Longest US trail seeks link to Appalachian Trail

Monday, June 25, 2012

photo This July 27, 2003, file photo, shows a suspension bridge over the Manistee River southeast of Mesick, Mich., where the North Country Scenic Trail follows the river for miles. The North Country National Scenic Trail runs 4,600 miles from North Dakota to New York's eastern border. From there, it's about 40 miles across Vermont fields and mountains to the Appalachian Trail. Closing the 40-mile gap is a priority for the Michigan-based North Country Trail Association, the group responsible for the trail. (AP Photo/John L. Russell, File)

WEYBRIDGE, Vt. (AP) - The longest hiking trail in the United States stops 40 miles short of its most famous cousin, but a group is trying to bridge that gap.

The North Country National Scenic Trail runs 4,600 miles from North Dakota to New York's eastern border. From there, it's about 40 miles across Vermont fields and mountains to the Appalachian Trail, the famous 2,170-mile hiking trail that runs from Georgia to Maine.

Bringing them together now are a push from the organization that runs the North Country Trail; a changed attitude from officials in Vermont, where the connection was blocked decades ago; and a growing movement to connect the nation's longest hiking trails.

"This 40-mile gap is a gap in the system," said Bruce Matthews, executive director of the Michigan-based North Country Trail Association, which is working with the National Park Service, Vermont's Green Mountain Club and others to build the new connecting trail. "There's no logical reason for it."

Despite being the longest hiking trail in the country, the North Country Trail isn't as well-known as others, partly because it's still a work in progress and partly because it has no defining feature, like the mountain range the Appalachian Trail is named for.

"With the North Country, it's more of an immersion in the people and how they have eked a living out of the hardships of the North Country than it is climbing from mountaintop to mountaintop," Matthews said.

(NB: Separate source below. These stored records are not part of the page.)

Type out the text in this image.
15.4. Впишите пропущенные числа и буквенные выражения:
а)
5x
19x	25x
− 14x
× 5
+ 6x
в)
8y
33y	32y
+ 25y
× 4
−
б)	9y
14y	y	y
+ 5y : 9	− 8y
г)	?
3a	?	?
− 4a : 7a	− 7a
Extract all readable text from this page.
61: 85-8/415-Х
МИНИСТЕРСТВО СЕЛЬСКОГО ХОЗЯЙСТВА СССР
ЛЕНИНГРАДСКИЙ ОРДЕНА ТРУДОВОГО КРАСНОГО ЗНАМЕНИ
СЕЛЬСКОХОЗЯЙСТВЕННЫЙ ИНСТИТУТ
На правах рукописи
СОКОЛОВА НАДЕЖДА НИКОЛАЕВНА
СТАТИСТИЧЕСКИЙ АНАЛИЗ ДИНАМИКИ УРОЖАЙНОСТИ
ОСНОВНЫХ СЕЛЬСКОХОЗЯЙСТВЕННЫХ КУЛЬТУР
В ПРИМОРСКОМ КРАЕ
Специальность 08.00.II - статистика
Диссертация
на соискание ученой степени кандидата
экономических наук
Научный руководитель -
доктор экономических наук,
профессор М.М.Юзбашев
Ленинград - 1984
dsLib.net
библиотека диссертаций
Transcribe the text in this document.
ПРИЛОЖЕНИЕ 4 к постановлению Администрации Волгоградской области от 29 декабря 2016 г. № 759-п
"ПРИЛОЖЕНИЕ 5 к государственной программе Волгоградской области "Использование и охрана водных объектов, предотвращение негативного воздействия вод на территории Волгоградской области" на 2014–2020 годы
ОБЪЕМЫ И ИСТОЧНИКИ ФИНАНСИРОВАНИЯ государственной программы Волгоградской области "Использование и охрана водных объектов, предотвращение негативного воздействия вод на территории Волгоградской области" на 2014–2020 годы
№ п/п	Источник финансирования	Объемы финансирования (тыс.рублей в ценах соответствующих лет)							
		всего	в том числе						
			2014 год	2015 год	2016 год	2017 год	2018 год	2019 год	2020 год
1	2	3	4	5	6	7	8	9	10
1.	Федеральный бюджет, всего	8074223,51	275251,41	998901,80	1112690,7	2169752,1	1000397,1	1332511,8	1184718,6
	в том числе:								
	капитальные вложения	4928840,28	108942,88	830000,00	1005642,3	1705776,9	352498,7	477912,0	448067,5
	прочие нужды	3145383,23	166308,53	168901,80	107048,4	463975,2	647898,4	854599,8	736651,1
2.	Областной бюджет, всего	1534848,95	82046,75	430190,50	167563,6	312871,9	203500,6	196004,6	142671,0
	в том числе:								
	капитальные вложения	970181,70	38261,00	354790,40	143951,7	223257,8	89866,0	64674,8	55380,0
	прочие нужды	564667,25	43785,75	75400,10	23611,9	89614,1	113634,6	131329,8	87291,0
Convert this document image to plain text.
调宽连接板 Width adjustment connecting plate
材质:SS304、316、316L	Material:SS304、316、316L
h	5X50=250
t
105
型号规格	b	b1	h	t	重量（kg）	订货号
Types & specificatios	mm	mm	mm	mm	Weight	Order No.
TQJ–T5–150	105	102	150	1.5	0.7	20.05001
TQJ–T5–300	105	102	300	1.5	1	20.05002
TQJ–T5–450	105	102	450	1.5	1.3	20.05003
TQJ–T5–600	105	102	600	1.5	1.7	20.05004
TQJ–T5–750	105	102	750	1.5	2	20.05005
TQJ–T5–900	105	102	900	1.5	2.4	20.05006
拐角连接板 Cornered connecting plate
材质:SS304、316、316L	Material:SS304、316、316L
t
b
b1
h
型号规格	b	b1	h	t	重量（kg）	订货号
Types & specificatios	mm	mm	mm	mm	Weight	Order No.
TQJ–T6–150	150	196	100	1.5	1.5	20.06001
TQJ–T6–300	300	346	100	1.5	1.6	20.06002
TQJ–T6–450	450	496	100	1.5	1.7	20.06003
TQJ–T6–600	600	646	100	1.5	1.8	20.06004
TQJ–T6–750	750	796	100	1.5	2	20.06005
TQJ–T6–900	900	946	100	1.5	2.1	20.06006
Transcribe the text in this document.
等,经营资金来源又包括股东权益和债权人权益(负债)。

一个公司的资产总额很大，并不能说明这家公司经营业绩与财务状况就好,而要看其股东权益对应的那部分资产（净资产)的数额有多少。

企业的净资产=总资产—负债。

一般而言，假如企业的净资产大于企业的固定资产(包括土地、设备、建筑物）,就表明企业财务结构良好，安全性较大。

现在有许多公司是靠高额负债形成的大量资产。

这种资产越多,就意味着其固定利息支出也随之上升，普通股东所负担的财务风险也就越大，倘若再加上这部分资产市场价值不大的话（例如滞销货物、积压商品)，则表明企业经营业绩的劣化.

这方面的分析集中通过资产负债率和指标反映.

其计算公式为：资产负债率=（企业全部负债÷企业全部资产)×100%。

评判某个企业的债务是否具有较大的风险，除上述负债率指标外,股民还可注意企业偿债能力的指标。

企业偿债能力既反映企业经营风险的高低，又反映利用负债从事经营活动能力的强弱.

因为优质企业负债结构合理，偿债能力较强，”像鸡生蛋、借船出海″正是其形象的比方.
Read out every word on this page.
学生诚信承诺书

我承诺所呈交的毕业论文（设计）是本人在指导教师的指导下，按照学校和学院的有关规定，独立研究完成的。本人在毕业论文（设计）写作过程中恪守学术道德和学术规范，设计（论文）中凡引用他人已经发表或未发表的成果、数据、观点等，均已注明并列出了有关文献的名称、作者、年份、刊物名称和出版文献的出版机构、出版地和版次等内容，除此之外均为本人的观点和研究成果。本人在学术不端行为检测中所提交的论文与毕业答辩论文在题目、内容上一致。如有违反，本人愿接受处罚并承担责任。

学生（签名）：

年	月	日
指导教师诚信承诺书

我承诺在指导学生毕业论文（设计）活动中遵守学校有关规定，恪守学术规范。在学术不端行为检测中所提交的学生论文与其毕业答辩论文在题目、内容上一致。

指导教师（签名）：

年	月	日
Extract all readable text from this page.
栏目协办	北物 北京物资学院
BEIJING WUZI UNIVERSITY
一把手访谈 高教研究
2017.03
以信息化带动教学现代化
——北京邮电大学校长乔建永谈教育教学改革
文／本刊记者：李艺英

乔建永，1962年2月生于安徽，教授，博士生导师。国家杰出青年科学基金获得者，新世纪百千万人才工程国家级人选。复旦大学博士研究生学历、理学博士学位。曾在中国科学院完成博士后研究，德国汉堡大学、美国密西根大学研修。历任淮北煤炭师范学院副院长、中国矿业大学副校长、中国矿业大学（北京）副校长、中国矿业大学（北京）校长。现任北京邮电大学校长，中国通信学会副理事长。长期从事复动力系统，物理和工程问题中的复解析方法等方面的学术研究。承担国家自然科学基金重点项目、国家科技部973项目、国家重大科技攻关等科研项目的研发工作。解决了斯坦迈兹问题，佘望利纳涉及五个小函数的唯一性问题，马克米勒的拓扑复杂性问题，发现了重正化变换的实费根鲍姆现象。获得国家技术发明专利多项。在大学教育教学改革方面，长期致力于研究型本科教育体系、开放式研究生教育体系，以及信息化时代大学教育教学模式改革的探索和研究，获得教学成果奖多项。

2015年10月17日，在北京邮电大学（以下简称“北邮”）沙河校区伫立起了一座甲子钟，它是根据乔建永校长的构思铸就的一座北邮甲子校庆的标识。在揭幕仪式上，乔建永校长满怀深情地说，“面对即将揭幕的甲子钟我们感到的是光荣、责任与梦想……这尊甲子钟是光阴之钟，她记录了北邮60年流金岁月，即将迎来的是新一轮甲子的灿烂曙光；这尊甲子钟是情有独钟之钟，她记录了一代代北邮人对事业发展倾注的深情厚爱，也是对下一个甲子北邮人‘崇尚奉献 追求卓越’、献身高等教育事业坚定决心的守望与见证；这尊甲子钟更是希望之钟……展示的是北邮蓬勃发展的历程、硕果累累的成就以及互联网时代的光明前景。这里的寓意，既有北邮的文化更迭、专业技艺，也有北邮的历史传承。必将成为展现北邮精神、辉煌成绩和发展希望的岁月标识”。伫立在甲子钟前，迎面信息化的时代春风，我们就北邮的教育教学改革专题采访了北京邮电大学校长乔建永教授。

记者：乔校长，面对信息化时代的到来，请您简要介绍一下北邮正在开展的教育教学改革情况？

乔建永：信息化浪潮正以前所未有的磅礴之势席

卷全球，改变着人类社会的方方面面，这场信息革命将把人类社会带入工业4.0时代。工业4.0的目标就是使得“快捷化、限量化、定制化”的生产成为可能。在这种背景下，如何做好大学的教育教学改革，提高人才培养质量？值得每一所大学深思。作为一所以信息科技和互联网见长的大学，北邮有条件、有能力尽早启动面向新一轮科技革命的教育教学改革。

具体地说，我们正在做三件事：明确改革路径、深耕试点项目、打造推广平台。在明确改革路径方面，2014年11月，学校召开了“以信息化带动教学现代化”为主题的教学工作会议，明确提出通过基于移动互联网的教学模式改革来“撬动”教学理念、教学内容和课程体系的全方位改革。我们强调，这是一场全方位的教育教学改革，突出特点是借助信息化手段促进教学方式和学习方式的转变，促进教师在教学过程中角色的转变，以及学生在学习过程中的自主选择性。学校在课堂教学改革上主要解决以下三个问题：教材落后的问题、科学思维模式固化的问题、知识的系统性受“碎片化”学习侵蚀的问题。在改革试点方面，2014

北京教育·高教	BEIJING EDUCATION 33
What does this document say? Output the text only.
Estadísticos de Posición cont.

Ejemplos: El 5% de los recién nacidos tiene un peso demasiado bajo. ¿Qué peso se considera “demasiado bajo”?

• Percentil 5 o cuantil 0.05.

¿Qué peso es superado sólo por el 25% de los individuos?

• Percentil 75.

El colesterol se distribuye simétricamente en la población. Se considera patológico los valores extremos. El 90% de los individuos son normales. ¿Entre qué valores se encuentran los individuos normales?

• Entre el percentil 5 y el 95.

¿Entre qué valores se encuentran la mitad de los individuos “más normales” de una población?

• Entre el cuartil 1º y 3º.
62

The North Country Trail was one of 11 National Scenic Trails planned for decades and finally approved by Congress in 1980. On the map the trail is about 4,600 miles, but only about half is traditional hiking trail through rural areas. Much of it runs along roads. In many sections there aren't camping areas where hikers can use a lean-to or easily pitch a tent.

Thousands have hiked the entire Appalachian Trial. Just 11 people have completed the North Country Trail.

Still, for those who know it, the trail and its paths that meander through farmland, the hills of New York's Finger Lakes region and canal towpaths is one to be admired.

"All the criticism that this trail gets really are some of its strengths. It doesn't follow a particular geographic feature. It's not associated with one state. It's not associated with one ecosystem," said Joan Young, 64, of Scottville, Mich., who completed the trail in 2010. "Its strongest feature is the diversity of the experiences."

The North Country Trail is unlike many of the more traditional trails, said Matthews.

"In New England and the Appalachian region there's a hiking culture there, there's an expectation that people hike it and do know about it," Matthews said.

"The further into the Midwest you get, there's more of a love affair with the internal combustion engine."

The route to extend the trail through Vermont hasn't been chosen, but it's expected to be about a 40-mile path that will hook up with the state's Long Trail, which is the same path as the Appalachian Trail at that point.

It could be years before the shield-shaped markers used by the North Country Trail start sprouting in the fields of Vermont's agricultural heartland.

In the mid-1970s when the North Country Trail was being planned, Vermont officials objected to it coming into the state over concerns additional hiker traffic could overwhelm the state's 273-mile Long Trail, which runs from Massachusetts to Canada. So the North Country Trail ended on the shore of Lake Champlain at the base of the bridge between Crown Point and West Addison.

The National Park Service is doing a feasibility study, which must be completed before the plan can be presented to Congress. Matthews said he was hopeful the Park Service approval can be finished this summer.

"It's one of those labors of love," Matthews said. "It's a simple foot path, yet it connects all the peoples of the north country and their combined experiences. You set foot on the trail in New York, you're connected with somebody in Minnesota."